The only table guest at this hour of the day was a large black and white cat, and he was on top of it, a sleeping, snoring centrepiece.

“I used to watch him on the telly, you know. Doing that music program. Who’d have thought it? A young man like that. Cuppa tea?

“No,” Ian said, “Thank you. Do you remember how long Simon was a lodger here?”

“Now you’re really taxing my memory, you are. Not long at all, really, when I think about it. Six months at most, and even then, it was only for one week in every three.” Mrs. Varney stubbed out her cigarette and extracted a second one from a china holder on the mantlepiece—a souvenir from Bognor—and lit it with a wooden match from a large box beside the telephone. “He was one of them radio pirates, wasn’t he. Worked on a boat.”

“What I’d really like to know, Mrs. Varney, is if you remember anything about his personal life. Friends, girlfriends…”

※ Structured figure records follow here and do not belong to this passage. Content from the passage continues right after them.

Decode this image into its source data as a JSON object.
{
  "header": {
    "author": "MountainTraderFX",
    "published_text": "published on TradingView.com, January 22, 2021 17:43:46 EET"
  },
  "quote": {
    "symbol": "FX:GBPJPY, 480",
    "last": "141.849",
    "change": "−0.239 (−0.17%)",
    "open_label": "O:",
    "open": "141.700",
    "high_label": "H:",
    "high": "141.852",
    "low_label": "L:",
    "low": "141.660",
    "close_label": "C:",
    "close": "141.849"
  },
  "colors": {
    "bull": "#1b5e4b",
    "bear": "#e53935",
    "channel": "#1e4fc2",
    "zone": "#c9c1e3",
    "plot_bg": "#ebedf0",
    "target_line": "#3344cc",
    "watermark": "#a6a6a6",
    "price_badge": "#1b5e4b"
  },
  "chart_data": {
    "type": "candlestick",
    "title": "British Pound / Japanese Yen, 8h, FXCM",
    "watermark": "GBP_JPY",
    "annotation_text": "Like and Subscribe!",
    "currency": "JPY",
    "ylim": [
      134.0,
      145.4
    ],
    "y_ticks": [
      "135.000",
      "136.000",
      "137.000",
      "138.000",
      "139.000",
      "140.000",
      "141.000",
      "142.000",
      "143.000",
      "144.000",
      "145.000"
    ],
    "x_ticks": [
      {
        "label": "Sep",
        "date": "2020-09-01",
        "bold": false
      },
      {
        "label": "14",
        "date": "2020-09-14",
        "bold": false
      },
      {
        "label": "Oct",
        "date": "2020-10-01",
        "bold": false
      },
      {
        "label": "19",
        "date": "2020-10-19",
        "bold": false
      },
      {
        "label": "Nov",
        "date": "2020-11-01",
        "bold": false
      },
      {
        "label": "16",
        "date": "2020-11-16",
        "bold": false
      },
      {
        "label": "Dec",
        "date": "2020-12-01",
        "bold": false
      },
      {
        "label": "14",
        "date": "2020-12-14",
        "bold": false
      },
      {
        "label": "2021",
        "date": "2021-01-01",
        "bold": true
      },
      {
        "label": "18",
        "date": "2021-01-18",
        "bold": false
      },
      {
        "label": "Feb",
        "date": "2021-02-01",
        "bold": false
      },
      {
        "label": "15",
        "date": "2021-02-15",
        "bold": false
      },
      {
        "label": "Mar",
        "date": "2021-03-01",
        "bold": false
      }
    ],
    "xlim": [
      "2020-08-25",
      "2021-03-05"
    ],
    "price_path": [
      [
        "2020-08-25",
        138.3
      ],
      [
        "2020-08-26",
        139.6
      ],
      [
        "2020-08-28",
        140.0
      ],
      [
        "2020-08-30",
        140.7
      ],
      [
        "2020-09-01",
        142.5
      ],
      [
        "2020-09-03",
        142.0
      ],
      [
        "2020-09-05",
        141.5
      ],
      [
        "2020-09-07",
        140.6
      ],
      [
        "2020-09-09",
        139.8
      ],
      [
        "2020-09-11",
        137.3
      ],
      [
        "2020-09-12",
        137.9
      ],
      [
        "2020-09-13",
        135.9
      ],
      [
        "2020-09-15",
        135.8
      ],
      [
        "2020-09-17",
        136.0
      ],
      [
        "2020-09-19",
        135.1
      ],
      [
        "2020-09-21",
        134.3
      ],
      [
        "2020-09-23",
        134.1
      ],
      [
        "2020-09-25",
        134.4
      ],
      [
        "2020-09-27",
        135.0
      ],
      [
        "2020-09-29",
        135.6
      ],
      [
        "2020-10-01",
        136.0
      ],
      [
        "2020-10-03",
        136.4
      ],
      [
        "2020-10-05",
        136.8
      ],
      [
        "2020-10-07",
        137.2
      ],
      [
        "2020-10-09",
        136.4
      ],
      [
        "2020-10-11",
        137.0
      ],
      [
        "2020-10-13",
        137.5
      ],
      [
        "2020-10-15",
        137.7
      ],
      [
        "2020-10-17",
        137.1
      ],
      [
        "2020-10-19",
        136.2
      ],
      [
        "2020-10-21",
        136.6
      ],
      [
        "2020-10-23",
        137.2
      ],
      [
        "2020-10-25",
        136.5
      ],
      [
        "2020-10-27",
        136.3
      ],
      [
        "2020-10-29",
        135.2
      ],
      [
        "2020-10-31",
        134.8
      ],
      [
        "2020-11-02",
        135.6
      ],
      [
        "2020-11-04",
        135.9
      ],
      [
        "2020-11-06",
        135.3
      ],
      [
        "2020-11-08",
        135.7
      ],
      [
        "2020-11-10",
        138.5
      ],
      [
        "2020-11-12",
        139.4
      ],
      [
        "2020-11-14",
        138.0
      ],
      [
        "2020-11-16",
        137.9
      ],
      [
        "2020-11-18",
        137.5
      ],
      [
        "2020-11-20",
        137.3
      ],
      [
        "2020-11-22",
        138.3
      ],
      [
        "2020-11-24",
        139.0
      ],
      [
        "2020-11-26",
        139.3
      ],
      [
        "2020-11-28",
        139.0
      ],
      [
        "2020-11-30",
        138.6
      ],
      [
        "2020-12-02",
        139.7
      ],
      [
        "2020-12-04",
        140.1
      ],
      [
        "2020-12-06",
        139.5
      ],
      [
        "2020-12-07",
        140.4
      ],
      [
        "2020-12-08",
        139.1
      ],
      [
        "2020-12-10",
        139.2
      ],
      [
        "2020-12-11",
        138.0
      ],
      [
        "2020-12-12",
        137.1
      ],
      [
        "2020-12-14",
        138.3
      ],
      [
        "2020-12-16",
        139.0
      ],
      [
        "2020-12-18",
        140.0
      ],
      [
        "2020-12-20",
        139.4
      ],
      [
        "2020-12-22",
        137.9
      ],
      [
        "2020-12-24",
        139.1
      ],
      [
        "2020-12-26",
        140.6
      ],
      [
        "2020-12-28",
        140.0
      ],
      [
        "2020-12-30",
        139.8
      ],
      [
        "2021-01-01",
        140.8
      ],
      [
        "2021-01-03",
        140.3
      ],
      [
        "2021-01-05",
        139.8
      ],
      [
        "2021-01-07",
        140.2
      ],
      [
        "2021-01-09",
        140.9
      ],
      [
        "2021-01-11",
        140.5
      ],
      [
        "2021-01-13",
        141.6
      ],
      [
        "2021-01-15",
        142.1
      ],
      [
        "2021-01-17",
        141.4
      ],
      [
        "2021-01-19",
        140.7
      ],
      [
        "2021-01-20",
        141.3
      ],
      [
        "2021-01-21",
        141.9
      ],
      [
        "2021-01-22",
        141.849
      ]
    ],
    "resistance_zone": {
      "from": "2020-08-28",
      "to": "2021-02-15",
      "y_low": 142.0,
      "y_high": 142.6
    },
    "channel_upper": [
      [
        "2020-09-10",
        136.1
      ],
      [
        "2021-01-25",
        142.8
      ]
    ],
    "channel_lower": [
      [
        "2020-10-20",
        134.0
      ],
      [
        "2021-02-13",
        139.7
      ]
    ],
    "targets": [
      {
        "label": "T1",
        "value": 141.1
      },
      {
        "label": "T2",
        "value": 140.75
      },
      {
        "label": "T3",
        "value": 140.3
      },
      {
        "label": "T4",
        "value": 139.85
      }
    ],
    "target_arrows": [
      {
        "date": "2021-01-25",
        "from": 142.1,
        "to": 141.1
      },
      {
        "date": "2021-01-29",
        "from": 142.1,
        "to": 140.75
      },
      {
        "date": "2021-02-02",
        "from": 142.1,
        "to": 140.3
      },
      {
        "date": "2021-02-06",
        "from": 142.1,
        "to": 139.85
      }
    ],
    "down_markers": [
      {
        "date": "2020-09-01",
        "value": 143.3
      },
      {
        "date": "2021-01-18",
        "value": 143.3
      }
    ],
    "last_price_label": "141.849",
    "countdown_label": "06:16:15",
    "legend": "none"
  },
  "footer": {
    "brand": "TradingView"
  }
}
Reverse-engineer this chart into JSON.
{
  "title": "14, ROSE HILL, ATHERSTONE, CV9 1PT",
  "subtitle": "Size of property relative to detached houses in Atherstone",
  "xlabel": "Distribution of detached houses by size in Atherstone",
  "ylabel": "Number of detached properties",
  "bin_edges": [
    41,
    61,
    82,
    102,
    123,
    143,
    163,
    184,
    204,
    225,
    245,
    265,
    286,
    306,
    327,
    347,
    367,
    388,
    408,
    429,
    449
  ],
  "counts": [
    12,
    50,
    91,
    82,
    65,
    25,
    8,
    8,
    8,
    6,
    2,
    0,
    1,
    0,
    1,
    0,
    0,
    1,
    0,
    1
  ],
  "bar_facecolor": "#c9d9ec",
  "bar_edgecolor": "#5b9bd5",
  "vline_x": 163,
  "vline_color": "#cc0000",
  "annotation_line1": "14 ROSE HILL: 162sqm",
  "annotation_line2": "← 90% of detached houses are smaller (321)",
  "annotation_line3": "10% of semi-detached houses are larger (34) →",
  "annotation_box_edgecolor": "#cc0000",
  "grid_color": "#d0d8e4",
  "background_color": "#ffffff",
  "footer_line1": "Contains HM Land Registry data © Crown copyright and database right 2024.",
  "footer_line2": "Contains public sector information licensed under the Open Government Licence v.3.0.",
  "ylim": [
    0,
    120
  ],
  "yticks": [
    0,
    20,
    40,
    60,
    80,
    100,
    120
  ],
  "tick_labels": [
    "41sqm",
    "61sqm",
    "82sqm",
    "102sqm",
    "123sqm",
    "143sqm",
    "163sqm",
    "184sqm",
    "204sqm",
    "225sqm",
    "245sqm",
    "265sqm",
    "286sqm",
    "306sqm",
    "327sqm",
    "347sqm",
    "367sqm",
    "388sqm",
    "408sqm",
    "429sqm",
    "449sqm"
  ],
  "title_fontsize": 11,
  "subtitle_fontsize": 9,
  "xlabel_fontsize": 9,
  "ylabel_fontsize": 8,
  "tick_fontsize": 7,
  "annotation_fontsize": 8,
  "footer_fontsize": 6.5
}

“I know he used to go out evenings. Not every evening, mind—only once, usually, once every time he came to stay. She used to wait for him in her car—one of them sporty little things, you could tell she had money. I used to wonder what she was doing messing about with a lad like Simon, but there you are, see—she must have seen something in him none of us did—potential, like, that spark, whatever you want to call it.”

“Did he ever talk about her? Mention her name?”

“I don’t think so. I had me rules, you know—no entertaining visitors and that—so he did his entertaining out—stayed out all night, sometimes, didn’t come back ’til morning—’course I still charged him for the use of his room.” She drew upon her cigarette. “She kept him in ready cash, I’ve no doubt. Pretty, in a way—dark hair, liked to wear red.”

“Did he ever mention her name?” Ian asked, again.

Mrs. Varney inhaled the curling tendrils of blue smoke. “If he did,” she said, “I don’t remember. It was too long ago.” She brushed some breakfast crumbs off the table top with a brisk sweep of her hand. “And why’s MI5 involved in all of this, eh?” She narrowed her eyes at Ian again. “Our Simon Darrow wasn’t any sort of James Bond spy boy, was he?”